Madonna’s latest, “MDNA” (Interscope), sold 359,000 copies in its first week out, according to Nielsen SoundScan. That sent her to No. 1 for the eighth time — among female performers, putting Madonna second only to Barbra Streisand, who has had nine No. 1s. Madonna benefited from early promotion by performing at the Super Bowl halftime show, but her numbers this week were also helped by a promotion bundling the album with sales of her concert tickets.

Mr. Richie had his best sales week in two decades with “Tuskegee” (Mercury Nashville), which features country versions of his hits from the 1970s and ’80s, performed as duets with Nashville stars like Shania Twain, Kenny Chesney and Willie Nelson. The album sold 199,000 copies and opens at No. 2.
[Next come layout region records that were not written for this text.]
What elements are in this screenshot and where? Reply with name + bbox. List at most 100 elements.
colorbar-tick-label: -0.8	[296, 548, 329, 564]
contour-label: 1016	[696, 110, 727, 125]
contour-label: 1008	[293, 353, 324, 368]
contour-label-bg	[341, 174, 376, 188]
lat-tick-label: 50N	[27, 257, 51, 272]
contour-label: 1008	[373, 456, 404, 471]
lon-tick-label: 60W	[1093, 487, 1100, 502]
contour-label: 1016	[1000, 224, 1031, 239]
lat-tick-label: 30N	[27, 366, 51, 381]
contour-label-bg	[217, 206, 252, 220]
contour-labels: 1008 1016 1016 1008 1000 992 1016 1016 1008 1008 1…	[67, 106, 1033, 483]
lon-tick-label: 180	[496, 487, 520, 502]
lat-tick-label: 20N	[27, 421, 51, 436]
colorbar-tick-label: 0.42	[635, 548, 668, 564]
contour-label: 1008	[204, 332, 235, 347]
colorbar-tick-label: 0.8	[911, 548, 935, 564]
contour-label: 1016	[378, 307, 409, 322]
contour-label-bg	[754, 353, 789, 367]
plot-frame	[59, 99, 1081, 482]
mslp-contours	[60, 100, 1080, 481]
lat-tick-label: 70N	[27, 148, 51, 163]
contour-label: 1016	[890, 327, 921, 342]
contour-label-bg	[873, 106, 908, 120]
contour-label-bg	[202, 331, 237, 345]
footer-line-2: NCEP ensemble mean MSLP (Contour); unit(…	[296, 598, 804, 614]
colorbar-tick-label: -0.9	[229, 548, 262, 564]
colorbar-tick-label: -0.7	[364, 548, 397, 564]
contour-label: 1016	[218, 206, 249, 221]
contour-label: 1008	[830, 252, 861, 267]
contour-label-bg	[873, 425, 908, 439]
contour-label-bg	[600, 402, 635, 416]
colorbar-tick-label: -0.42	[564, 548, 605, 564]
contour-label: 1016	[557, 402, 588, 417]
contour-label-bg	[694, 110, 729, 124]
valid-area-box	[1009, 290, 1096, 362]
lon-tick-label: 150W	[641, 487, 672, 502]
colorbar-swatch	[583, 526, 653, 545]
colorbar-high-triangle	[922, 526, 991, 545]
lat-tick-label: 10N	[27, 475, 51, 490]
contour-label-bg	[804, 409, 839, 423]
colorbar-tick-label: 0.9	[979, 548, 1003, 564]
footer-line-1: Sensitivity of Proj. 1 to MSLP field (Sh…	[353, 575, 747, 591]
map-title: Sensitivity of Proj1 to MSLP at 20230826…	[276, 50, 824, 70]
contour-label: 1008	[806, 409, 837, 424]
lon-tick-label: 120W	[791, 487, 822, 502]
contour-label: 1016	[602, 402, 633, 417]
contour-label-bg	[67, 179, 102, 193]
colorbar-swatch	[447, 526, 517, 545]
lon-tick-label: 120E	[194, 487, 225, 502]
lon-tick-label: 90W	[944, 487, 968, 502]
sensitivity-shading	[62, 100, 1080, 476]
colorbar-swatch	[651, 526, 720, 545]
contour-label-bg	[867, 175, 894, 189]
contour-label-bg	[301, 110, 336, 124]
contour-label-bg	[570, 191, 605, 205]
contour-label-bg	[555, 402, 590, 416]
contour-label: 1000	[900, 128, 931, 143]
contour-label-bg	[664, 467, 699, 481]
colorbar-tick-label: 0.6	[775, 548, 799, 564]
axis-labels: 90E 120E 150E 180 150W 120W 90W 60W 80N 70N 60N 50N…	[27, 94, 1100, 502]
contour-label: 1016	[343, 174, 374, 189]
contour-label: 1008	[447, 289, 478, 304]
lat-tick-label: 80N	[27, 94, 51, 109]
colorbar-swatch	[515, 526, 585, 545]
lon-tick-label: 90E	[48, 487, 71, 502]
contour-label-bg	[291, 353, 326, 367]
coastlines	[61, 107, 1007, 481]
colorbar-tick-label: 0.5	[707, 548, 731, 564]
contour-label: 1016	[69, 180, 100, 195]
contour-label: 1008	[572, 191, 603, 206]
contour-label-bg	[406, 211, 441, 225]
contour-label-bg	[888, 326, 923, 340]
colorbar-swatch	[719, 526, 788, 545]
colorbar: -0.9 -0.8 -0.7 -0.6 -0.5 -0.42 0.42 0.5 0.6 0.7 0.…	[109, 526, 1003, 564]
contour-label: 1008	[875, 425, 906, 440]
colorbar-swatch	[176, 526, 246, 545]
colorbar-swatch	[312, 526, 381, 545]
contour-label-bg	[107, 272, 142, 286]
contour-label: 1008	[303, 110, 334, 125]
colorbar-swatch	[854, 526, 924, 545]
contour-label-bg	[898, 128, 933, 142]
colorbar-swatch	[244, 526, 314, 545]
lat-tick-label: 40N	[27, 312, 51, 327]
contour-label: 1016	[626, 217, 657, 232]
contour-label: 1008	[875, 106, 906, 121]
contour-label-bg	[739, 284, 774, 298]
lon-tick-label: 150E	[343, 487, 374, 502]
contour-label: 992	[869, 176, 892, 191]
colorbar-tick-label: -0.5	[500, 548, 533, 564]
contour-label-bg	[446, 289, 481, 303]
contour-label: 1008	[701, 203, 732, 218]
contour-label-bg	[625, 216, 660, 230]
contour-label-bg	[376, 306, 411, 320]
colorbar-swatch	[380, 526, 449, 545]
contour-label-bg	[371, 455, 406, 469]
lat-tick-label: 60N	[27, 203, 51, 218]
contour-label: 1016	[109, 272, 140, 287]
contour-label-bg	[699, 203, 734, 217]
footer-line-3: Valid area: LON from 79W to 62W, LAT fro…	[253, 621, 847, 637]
The music industry was closely focused this week on Madonna and Mr. Richie’s performance, and both made good impressions. But a more interesting race has been on Billboard’s Hot 100 chart, which tracks singles. That chart’s positions have long been computed through a mix of sales and airplay, but last month Billboard tweaked its formula to incorporate popularity on digital streaming services like Spotify and Rhapsody. This was the first week in which that change has affected what reaches No. 1.

“Boyfriend,” Mr. Bieber’s latest single, had a strong opening last week with 521,000 downloads; “We Are Young” by fun., which has been No. 1 for the last four weeks, had only 364,000 downloads. But since “Boyfriend” had fewer streams, that song will open at No. 2, and “We Are Young” will stay on top for another week. (“We Are Young” also had more airplay, but Silvio Pietroluongo, Billboard’s director of charts, said that the difference in streams put fun. over the top.)

Also this week, Adele’s juggernaut “21” (XL/Columbia) is No. 3 on the album chart with 121,000 sales — bringing that album’s total in the United States to 8.5 million — and Katy Perry re-entered the top 10 with an expanded reissue of her 2010 album “Teenage Dream” (Capitol), which landed at No. 7 with 33,000 sales.